Fruto desta diminuição e sofisticação, generalizou-se a utilização de utensílios que em qualquer altura e lugar permitem a gravação de som e imagem, facultando ainda na maioria das ocasiões, a possibilidade de rapidamente essa informação ser partilhada via Internet ao mundo.
Desta conjugação tem aparecido uma nova forma de “repórter” não profissional, que ora de forma intencional ora casualmente, regista acontecimentos que é impelido a partilhar com os demais.

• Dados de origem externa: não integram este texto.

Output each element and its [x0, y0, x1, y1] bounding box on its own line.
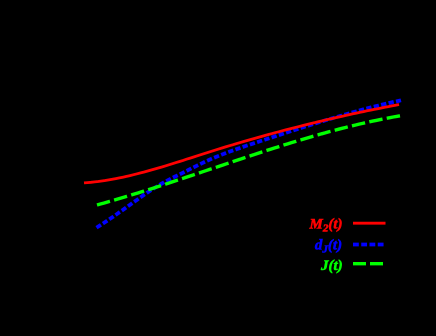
- legend sample line dJ(t): [353, 243, 386, 247]
- curve dJ(t) blue dotted: [97, 100, 402, 227]
- curve M2(t) red solid: [84, 105, 399, 183]
- legend sample line J(t): [353, 262, 386, 265]
- curve J(t) green dashed: [97, 116, 400, 205]
- legend sample line M2(t): [353, 222, 386, 225]
- svg-text:J(t): J(t): [320, 258, 343, 274]
- svg-text:dJ(t): dJ(t): [315, 238, 342, 256]
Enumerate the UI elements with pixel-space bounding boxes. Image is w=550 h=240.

São mostras disto o triste episódio da professora de história da Escola Básica 2,3 Sá Couto, de Espinho, ou as deploráveis fotos de Abu Ghraib.
Esta vontade de partilhar factos que de alguma forma escapam à imprensa e repórteres tradicionais, muitas vezes por simples casualidade, é mostra de uma cidadania assente na já referida revolução tecnológica que acelera a cada dia que passa – uma cidadania que se liga em rede.
Na próxima segunda feira pelas 16 horas na Biblioteca Municipal, na blogue conferência, os candidatos à presidência da Câmara da Nazaré responderão a questões colocadas por um grupo de blogguers nazarenos, seus concidadãos. Nada que a imprensa local e regional não tenha já realizado. A novidade desta vez é que para além de poder ser assistida no local, é promovida por amadores e terá som e imagem divulgados via Internet circundando o planeta em tempo real.
Uma forma interessante de colocar a tecnologia ao serviço do cidadão – uma rede de cidadania.